I'm very new to Go programming (3-4 days), and I'm trying to write some code that reads a binary file using an existing third-party C library using cgo. The C library's way of doing this seems fairly standard (for C). Slightly simplified it looks like:
int main(int argc, char *argv[]) {
file_t *file = file_open(filename);
index_t *index = index_load(file, filename);
iterator_t *iter = query(idx, header, region);
record_t *record = record_init();
while (iterator_next(file, iter, record) >= 0) {
/* Do stuff with record */
}
iterator_destroy(iter);
record_destroy(record);
file_close(file);
return 0;
}
I have written the following Go code:
func main() {
file := Open(filename)
record := NewRecord()
iter := file.Query(region)
for {
n, err := file.Next(iter, record)
if err != nil {
log.Fatal(err)
}
if n <= 0 {
// No more records to read.
break
}
}
}
This works, in the sense that it will allow me to access the records in a particular query region.
My question is whether this is an idiomatic way to approach this task in Go, or are there better alternatives? I've seen sites such as http://ewencp.org/blog/golang-iterators, but seem unable to get these examples to work with the C library (I was thinking it may be because the C library is reusing the record_t variable on each iteration rather than creating a new variable, but maybe it's just my lack of experience with Go).

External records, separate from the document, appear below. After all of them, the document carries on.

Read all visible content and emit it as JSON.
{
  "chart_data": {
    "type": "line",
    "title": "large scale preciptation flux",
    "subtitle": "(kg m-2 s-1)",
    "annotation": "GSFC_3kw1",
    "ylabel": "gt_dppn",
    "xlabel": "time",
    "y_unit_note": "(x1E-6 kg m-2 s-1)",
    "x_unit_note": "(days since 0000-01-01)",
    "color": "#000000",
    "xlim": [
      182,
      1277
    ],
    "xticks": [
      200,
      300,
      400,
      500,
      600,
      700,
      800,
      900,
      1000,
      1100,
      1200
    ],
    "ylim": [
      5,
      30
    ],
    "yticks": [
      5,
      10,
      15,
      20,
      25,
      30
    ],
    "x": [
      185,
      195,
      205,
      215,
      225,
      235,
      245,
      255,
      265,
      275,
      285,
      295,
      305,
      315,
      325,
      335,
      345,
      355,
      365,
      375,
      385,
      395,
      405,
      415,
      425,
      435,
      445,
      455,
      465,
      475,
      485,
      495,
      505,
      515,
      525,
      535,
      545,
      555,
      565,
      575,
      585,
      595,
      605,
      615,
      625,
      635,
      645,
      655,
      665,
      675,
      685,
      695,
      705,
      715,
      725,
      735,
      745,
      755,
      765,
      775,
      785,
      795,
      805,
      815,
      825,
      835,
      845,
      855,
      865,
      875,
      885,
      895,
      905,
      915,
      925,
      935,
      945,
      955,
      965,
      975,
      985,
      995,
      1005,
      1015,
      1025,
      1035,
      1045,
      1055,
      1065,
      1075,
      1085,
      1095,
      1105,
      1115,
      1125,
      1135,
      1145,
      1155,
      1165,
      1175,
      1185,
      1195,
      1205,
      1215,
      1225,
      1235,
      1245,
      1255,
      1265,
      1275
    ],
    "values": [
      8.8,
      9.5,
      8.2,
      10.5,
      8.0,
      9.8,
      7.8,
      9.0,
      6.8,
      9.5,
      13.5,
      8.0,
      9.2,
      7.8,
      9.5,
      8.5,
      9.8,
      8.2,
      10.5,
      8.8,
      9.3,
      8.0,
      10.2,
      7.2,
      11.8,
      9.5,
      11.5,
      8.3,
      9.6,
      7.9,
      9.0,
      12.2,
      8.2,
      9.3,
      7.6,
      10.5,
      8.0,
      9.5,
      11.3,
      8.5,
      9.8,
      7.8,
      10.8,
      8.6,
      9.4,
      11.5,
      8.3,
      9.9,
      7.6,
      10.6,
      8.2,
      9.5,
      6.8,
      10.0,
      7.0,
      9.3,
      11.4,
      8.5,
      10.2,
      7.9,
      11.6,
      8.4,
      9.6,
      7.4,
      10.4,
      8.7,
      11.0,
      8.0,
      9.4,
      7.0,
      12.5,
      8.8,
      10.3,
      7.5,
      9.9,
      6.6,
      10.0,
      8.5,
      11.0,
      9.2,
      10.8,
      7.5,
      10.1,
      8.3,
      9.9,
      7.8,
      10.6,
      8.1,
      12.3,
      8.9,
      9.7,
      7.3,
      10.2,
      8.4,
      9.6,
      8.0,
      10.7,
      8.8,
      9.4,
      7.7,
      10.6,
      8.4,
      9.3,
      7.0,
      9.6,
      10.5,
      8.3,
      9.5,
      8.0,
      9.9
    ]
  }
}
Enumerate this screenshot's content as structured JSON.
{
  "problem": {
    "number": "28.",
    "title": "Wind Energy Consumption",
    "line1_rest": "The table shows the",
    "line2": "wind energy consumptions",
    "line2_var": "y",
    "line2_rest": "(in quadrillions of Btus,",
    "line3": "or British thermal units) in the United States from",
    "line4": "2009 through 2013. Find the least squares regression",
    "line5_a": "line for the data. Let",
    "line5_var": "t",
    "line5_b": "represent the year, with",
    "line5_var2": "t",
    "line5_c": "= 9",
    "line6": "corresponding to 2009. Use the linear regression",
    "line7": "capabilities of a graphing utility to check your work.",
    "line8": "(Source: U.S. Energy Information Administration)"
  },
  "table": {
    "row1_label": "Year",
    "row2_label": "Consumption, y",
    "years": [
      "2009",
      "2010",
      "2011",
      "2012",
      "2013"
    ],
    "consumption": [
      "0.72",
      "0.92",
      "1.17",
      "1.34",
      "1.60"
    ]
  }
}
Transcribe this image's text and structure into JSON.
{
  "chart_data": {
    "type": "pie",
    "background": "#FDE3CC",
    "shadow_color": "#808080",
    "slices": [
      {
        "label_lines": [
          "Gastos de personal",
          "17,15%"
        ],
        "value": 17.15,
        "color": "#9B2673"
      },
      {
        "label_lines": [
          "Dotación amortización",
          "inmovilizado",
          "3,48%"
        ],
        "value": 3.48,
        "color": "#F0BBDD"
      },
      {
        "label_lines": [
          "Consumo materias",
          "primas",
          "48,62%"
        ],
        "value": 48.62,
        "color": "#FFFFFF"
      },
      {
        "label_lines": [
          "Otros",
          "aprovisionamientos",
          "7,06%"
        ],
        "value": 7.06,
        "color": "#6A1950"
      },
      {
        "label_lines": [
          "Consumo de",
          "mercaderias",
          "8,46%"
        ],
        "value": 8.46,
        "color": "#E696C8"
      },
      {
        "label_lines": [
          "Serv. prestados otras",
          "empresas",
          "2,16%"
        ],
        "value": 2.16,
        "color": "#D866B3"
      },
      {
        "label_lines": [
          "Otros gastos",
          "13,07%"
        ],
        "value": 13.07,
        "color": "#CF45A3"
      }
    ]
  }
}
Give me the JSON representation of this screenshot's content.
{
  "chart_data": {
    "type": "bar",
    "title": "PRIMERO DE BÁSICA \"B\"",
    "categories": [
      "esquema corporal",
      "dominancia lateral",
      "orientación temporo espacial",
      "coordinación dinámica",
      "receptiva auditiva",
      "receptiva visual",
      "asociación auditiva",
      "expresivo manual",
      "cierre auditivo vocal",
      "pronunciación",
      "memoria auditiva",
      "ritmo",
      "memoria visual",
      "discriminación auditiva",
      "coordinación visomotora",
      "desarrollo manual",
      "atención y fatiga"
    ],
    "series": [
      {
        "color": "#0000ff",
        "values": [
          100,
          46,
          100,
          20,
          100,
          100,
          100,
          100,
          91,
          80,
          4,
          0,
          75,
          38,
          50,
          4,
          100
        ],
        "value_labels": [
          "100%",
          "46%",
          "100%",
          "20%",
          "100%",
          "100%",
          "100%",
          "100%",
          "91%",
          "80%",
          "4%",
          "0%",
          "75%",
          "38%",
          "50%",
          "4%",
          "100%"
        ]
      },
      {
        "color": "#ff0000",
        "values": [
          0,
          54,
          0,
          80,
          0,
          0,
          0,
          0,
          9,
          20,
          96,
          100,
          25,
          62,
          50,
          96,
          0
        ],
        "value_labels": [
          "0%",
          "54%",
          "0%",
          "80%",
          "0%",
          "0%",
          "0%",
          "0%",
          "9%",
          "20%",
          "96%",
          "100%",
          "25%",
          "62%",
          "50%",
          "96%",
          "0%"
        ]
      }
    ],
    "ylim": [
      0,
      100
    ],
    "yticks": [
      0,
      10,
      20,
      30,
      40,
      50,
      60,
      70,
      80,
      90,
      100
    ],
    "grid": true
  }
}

What you're doing isn't that different from moving through a file with an io.Reader
:
err, n := error(nil), 0
for err == nil {
err, n = f.Read(in)
// ...do stuff with in[:n]...
}
Or using (*bufio.Scanner).Scan()
(see the docs):
for scanner.Scan() {
// ...do something with scanner.Text()...
}
if err := scanner.Err(); err != nil {
log.Fatalln(err)
}
I think you rarely want the more exotic iterator options in the blog post you linked to, the ones with closures or channels. Channels in particular invoke a lot of machinery meant for coordinating real threaded workloads, and in terms of convention, it's just typical in Go for loops to look a little different depending on what they're iterating. (In that respect, it's like iteration in C, but different from (say) Python, C++, or Java.)